Uma pesquisa Quaest divulgada na quarta-feira, 25, mostrou que, para 55% dos entrevistados, a quantidade de viagens internacionais de Lula é excessiva. De cada dez eleitores, seis (60%) afirmam que o presidente se dedica mais do que deveria à agenda fora do País. Mas, ao que tudo indica, ele não está preocupado com números de pesquisas.
Em 2024, porém, Lula promete percorrer o Brasil. Será ano de eleições municipais e tanto o PT como os partidos aliados vão querer uma “mãozinha” do chefe do Executivo nos programas de TV.

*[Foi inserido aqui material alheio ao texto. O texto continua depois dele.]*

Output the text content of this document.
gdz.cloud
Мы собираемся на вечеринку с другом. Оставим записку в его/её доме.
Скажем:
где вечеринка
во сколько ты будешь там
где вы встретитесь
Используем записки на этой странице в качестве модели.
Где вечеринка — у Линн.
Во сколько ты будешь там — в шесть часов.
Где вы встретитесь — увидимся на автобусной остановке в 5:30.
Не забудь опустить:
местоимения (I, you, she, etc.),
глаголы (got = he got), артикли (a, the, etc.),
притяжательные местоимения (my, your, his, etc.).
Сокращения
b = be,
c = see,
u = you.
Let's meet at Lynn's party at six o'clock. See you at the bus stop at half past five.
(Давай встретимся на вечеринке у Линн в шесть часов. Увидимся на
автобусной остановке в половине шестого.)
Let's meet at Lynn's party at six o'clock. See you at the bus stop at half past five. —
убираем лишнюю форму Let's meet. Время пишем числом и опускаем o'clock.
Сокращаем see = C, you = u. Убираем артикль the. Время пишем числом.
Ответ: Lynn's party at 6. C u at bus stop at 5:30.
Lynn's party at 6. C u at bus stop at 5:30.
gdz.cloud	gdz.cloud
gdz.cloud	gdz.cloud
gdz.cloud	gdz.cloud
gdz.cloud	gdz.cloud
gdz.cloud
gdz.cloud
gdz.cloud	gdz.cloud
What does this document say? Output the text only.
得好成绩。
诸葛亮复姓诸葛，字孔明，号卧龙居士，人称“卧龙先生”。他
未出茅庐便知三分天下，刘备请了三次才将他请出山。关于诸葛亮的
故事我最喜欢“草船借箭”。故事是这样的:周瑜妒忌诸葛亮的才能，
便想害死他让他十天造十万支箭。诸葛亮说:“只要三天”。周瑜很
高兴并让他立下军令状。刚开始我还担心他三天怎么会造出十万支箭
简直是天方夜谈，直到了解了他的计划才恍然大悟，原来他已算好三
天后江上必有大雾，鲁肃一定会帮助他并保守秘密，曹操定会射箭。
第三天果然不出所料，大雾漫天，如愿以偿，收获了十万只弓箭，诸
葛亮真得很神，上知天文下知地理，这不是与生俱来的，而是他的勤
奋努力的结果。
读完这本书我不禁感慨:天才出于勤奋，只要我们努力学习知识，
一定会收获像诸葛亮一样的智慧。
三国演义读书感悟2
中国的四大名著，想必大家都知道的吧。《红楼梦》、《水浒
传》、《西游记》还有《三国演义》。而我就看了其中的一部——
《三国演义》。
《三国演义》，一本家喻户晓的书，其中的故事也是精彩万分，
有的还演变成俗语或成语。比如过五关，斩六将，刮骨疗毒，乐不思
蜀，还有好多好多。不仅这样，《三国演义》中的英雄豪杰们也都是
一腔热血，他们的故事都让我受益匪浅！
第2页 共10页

“O ano que vem vai ser inteiro de viagem pelos Estados brasileiros, de lançamento de obras do PAC, inauguração do ‘Minha Casa, Minha Vida’, de escolas técnicas, institutos federais e universidades nesse país”, afirmou ele.
Não é fácil, porém, que Lula suba em palanques ou grave para um aliado, deixando o outro para trás. Se candidatos do Centrão estiverem no jogo, então, nem se fala porque o emaranhado de interesses desse bloco de partidos – que reúne integrantes do PP, Republicanos, União Brasil e PSD – é o mais variado possível. Mas, como diz o presidente, nada disso está na mesa porque ele não conversa com o Centrão.